Spec-driven development works. Using Caramelo to build Caramelo proved the workflow. Each feature went through specify → clarify → plan → tasks → implement.

Try It

Install: Search "Caramelo" in VS Code Extensions, or visit the Marketplace
Source: github.com/fsilvaortiz/caramelo
License: MIT

Contributions welcome! Check the Contributing Guide.

Built with spec-driven development, powered by any LLM you choose.

Top comments (5)

Thomas Landgraf • Apr 5

Nice work shipping this — the "any LLM" angle is a real gap in the current SDD tools. Full disclosure: I'm the creator of SPECLAN, another VS Code extension in this space. We came at it from a slightly different angle — instead of wrapping the Spec Kit workflow visually, we built around a hierarchical spec tree (Goal then Feature then Requirement then Acceptance Criterion) with status gates that control who can touch what, plus an MCP server so AI agents read approved specs directly rather than copy-pasted prompts.

The approval workflow you added is exactly the missing piece from vanilla Spec Kit — the moment you add human checkpoints, the "AI runs wild" failure mode goes away. Curious: for your Jira integration, do you push specs out to Jira, or pull tickets in? We've been debating whether to add something similar or keep SPECLAN as the source of truth and let Jira mirror from it.

Fabián Silva • Apr 8

Thanks Thomas! SPECLAN's approach with the hierarchical spec tree and MCP server sounds really interesting — having AI agents read approved specs directly is a smart architecture choice.

To answer your question: Caramelo currently pulls from Jira (read-only). You select an issue from your board, and its title, description, acceptance criteria, and comments become the input for spec generation. The spec card then shows a linked Jira badge that links back to the original issue.

We deliberately started read-only to keep the integration simple and non-destructive. Pushing specs back to Jira (syncing status, creating sub-tasks from the generated tasks.md) is something I'd like to explore — but it opens the "source of truth" question you're describing. For now, Caramelo treats Jira as the origin and specs/ as the working space.

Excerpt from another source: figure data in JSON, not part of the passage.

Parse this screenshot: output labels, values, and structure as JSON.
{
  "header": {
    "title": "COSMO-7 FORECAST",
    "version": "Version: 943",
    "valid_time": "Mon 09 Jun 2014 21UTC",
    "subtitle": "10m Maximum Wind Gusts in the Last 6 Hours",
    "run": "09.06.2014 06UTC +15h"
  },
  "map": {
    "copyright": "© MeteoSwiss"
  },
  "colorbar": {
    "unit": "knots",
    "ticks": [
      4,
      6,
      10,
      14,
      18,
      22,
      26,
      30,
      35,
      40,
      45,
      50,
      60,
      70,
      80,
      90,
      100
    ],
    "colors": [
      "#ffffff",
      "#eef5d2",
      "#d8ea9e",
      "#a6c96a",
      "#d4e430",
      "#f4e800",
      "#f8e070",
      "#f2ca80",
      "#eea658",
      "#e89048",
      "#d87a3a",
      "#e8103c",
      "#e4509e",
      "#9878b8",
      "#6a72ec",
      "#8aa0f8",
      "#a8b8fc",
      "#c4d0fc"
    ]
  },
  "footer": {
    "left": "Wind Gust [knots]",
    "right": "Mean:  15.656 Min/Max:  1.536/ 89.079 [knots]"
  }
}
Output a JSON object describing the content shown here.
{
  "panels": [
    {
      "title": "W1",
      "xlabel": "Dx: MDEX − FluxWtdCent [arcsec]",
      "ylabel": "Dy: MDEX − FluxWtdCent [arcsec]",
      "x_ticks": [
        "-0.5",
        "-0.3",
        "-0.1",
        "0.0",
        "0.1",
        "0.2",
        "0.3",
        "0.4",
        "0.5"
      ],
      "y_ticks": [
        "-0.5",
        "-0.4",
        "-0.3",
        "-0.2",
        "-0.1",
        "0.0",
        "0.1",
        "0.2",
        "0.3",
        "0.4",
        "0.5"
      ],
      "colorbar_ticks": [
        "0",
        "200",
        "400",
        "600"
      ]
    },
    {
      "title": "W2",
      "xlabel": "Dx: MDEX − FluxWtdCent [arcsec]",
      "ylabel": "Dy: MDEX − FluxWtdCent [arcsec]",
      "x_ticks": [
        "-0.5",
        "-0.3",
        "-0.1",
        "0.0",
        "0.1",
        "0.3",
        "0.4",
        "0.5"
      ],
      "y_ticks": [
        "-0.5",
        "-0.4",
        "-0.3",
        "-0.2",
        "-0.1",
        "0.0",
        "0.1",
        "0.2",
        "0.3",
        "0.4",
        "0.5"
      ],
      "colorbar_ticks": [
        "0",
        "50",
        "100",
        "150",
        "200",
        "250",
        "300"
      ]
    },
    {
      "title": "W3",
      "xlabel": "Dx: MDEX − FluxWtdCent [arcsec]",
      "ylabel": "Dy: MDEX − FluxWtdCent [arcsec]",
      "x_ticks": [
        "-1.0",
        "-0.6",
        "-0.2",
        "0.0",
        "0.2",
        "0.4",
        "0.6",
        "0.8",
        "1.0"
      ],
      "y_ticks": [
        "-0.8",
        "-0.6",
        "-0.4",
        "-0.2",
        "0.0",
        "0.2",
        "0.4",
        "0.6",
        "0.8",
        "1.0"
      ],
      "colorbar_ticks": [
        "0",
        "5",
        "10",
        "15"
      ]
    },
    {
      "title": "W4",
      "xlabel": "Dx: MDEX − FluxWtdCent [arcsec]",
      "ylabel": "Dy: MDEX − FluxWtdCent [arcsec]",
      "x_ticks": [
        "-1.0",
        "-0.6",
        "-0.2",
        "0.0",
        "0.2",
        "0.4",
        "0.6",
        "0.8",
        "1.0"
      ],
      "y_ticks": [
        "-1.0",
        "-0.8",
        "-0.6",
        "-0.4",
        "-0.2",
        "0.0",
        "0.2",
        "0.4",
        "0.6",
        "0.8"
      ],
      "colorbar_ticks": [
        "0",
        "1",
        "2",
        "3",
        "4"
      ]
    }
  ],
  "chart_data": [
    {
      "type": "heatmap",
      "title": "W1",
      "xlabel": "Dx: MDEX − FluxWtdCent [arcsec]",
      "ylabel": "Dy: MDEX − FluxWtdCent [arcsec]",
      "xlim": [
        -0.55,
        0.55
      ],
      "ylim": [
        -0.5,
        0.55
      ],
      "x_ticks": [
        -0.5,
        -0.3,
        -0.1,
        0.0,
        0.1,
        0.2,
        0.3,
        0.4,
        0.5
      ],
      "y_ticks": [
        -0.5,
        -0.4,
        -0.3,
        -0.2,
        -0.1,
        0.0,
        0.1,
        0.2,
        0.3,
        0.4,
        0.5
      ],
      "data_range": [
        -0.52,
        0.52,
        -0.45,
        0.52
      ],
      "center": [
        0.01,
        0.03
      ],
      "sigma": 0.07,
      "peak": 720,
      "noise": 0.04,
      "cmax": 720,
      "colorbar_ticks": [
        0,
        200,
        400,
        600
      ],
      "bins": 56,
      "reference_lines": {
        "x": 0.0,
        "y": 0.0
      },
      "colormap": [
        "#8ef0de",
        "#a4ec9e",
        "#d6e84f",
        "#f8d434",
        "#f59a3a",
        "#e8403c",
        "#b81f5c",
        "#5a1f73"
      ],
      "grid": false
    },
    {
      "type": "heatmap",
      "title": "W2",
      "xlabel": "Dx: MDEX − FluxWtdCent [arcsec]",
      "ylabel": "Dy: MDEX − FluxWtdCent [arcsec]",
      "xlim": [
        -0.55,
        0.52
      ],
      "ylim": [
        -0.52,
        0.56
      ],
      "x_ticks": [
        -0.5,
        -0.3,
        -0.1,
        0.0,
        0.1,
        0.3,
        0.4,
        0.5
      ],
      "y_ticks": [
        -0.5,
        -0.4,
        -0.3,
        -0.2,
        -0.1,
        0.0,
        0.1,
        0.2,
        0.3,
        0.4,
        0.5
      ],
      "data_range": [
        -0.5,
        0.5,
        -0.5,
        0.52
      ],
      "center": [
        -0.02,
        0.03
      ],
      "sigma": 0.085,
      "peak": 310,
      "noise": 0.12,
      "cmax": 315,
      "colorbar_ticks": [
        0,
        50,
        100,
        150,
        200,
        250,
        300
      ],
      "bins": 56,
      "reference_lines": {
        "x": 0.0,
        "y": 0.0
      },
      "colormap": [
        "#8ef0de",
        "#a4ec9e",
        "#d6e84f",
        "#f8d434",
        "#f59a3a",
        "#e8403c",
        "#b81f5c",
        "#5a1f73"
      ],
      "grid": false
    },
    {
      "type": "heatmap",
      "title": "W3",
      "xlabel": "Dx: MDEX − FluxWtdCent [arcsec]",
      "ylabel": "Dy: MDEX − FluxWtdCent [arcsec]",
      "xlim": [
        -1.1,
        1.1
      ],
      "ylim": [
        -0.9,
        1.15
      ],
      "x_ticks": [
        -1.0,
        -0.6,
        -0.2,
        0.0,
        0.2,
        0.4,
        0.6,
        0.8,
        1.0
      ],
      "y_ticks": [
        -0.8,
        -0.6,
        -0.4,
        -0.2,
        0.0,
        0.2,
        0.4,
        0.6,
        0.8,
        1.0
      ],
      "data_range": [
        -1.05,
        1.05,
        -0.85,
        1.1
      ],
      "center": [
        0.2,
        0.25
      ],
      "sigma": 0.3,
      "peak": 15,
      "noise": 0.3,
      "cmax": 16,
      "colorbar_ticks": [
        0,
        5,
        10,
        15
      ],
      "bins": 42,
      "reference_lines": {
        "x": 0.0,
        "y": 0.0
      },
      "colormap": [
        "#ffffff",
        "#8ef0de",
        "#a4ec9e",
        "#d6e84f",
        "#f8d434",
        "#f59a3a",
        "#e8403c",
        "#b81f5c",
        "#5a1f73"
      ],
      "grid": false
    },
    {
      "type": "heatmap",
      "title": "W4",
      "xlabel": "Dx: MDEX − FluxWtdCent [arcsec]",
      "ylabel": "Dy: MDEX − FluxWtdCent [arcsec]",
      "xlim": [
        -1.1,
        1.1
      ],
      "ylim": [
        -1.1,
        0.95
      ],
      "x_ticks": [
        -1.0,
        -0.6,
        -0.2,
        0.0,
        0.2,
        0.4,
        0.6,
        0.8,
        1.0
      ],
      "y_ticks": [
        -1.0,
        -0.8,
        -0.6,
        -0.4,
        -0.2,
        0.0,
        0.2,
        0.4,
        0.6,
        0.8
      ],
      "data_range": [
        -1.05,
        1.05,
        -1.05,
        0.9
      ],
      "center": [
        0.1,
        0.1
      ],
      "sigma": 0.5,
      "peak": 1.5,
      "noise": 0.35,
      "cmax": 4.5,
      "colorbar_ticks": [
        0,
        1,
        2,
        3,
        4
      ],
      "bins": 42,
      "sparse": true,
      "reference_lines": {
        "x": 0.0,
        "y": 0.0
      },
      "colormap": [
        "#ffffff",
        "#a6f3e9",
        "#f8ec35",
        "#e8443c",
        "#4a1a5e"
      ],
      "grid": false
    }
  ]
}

I'd be curious to see how SPECLAN's approval gates compare — the "who can touch what" access control is something we don't have yet and could be valuable for larger teams

Thomas Landgraf • Apr 8

The read-only pull from Jira is smart — starting non-destructive avoids the sync nightmare where you're debugging which direction overwrote what at 2am. I'd probably do the same.

On the approval gates: it's simpler than "access control" in the RBAC sense. Each spec file has a status field in YAML frontmatter (draft → review → approved → locked). The rule is just that once a spec reaches "approved," the editor makes it read-only — you can't silently change it. If something needs to change, you create a Change Request (separate file, references the original by ID, has its own review cycle). It's friction by design, not permissions.

In practice the status ends up encoding ownership implicitly — "draft" means the author is still working on it, "review" means it's someone else's turn to look, "approved" means the PO signed off and now only a formal CR can touch it. No user roles, just the file's lifecycle state driving who acts next.

For the Jira direction: the "source of truth" question is the hard part. If you ever push back, I'd suggest keeping it one-directional — Jira creates the intent (ticket), Caramelo refines it (spec), but the spec never writes back to Jira. Two-way sync between structured specs and Jira tickets is a graveyard of good intentions.